Leaning forward, Delport cut in, ‘Don’t tell me you’ve bought this bullshit about the 27s moving out of the prisons and onto the street? One or two body-building clubs, a bit of extortion, a few strippers. Anything more organised than that is a figment of the media’s imagination. It’s throwing money away, going after them.’

‘The capital.’ Phiri kept his eyes on Riedwaan.

‘One kopek is hardly
capital,’ Delport sneered.

‘Let me hear this,’ said Phiri. ‘I’ll decide. Who’s backing Ahrend, Faizal?’

‘I’m trying to pin it down. Hard to find an individual. Shell companies behind shell companies in the property that’s been selling. Management outsourced, the muscle, too. Whoever it is gets others to take the risk, guarantees a flow of merchandise, skims their fees off the top. Low
risk. High reward.’

There were muffled voices at the door. Seconds later it opened, and a statuesque woman filled the doorway. The charcoal skirt and jacket were so tailored that she may as well have worn her uniform. Behind her were two men in Special Directorate uniforms.

‘Special Director Ndlovu. I didn’t expect to see you in Cape Town.’

‘Phiri.’ The woman nodded.

‘Captain Faizal,’
said Director Ndlovu. Riedwaan was on his feet. The woman held a folder with his name on it. They had crossed paths before. ‘What have you done with your daughter this time?’

‘I don’t have her.’ The pen in Riedwaan’s hand snapped. ‘Where is she? What’s happened?’

‘Your wife went to collect her from her ballet class, Captain. She’s gone.’

‘She’s gone home with one of the other girls,
surely?’ Riedwaan’s chair toppled as he stepped towards the door.

Ndlovu blocked him.

‘Shazia checked that. She checked with Yasmin’s teachers too.’ The expression in her eyes was arctic. ‘You knew she’d be there, and now she’s gone.’

Delport, Phiri, Louise standing in the doorway behind the uniforms, Ndlovu – all had their eyes on him. ‘Just the week before your wife was going to
take the child to Canada.
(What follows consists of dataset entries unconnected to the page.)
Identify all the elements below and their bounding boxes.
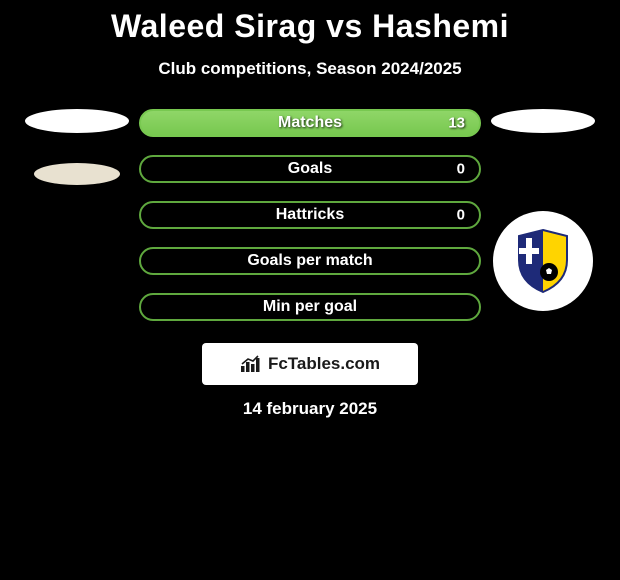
player-badge-placeholder: [25, 109, 129, 133]
page-subtitle: Club competitions, Season 2024/2025: [0, 59, 620, 79]
right-player-col: [491, 109, 595, 311]
left-player-col: [25, 109, 129, 185]
date-label: 14 february 2025: [0, 399, 620, 419]
stat-label: Matches: [278, 114, 342, 132]
page-title: Waleed Sirag vs Hashemi: [0, 8, 620, 45]
player-photo-placeholder: [34, 163, 120, 185]
stat-bar-goals-per-match: Goals per match: [139, 247, 481, 275]
main-container: Waleed Sirag vs Hashemi Club competition…: [0, 0, 620, 419]
content-row: Matches 13 Goals 0 Hattricks 0 Goals per…: [0, 109, 620, 321]
stat-bar-matches: Matches 13: [139, 109, 481, 137]
branding-text: FcTables.com: [268, 354, 380, 374]
stat-bar-hattricks: Hattricks 0: [139, 201, 481, 229]
club-logo: [493, 211, 593, 311]
stat-label: Hattricks: [276, 206, 344, 224]
stat-label: Goals: [288, 160, 332, 178]
stats-column: Matches 13 Goals 0 Hattricks 0 Goals per…: [139, 109, 481, 321]
stat-label: Goals per match: [247, 252, 372, 270]
stat-value: 0: [457, 161, 465, 178]
stat-value: 13: [448, 115, 465, 132]
stat-bar-goals: Goals 0: [139, 155, 481, 183]
stat-value: 0: [457, 207, 465, 224]
player-badge-placeholder: [491, 109, 595, 133]
stat-bar-min-per-goal: Min per goal: [139, 293, 481, 321]
chart-icon: [240, 355, 262, 373]
stat-label: Min per goal: [263, 298, 357, 316]
shield-icon: [515, 228, 571, 294]
branding-badge[interactable]: FcTables.com: [202, 343, 418, 385]
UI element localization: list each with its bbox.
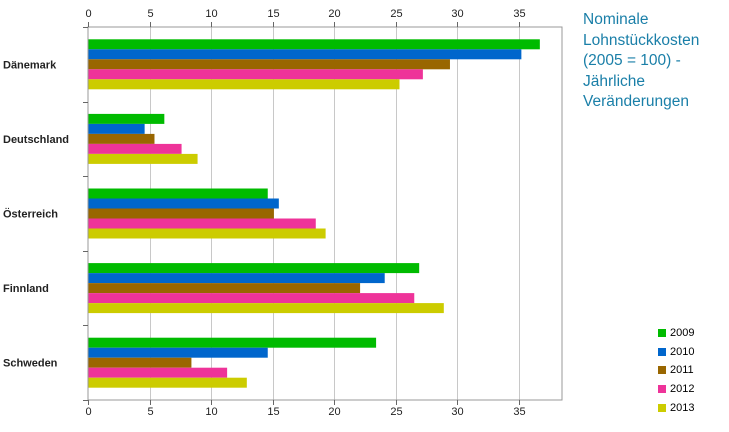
x-tick-label: 30 — [451, 406, 463, 418]
axes — [83, 22, 563, 405]
legend-item: 2010 — [658, 343, 694, 362]
bar — [88, 283, 361, 294]
category-label: Österreich — [3, 208, 58, 221]
x-tick-label: 15 — [267, 8, 279, 20]
bar — [88, 263, 420, 274]
x-tick-label: 20 — [328, 406, 340, 418]
x-tick-label: 25 — [390, 406, 402, 418]
bar — [88, 113, 165, 124]
legend-item: 2011 — [658, 361, 694, 380]
bar — [88, 377, 247, 388]
x-tick-label: 10 — [205, 406, 217, 418]
bar — [88, 49, 522, 60]
chart-title-line: Jährliche — [583, 72, 646, 90]
chart-title-line: Nominale — [583, 11, 649, 28]
legend-swatch — [658, 403, 666, 412]
legend-item: 2009 — [658, 324, 694, 343]
x-tick-label: 30 — [451, 8, 463, 20]
legend-item: 2012 — [658, 380, 694, 399]
bar — [88, 337, 377, 348]
bar — [88, 293, 415, 304]
bar — [88, 218, 316, 229]
x-tick-label: 35 — [513, 406, 525, 418]
legend-label: 2012 — [670, 383, 695, 396]
chart-title-line: Veränderungen — [583, 93, 690, 110]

The family court ordered that you return the papers on Monday. Have you signed?’

‘No,’ said Riedwaan, shoving his cigarettes into his pocket, feeling for his keys. ‘I have not signed.’

Salome Ndlovu turned to Phiri. ‘Then…’

‘Don’t you fuck with me, Special Director Ndlovu.’ He had his hand on her arm, the grey silk of her jacket slippery under his palm.

‘Is that another threat, Captain Faizal?’ She didn’t flinch.

Ndlovu’s men stepped into Riedwaan’s body space.

‘No.’ Riedwaan’s hand dropped to his side. ‘But I don’t have her. And the longer you believe I do, the harder it’s going to be for me to find her.’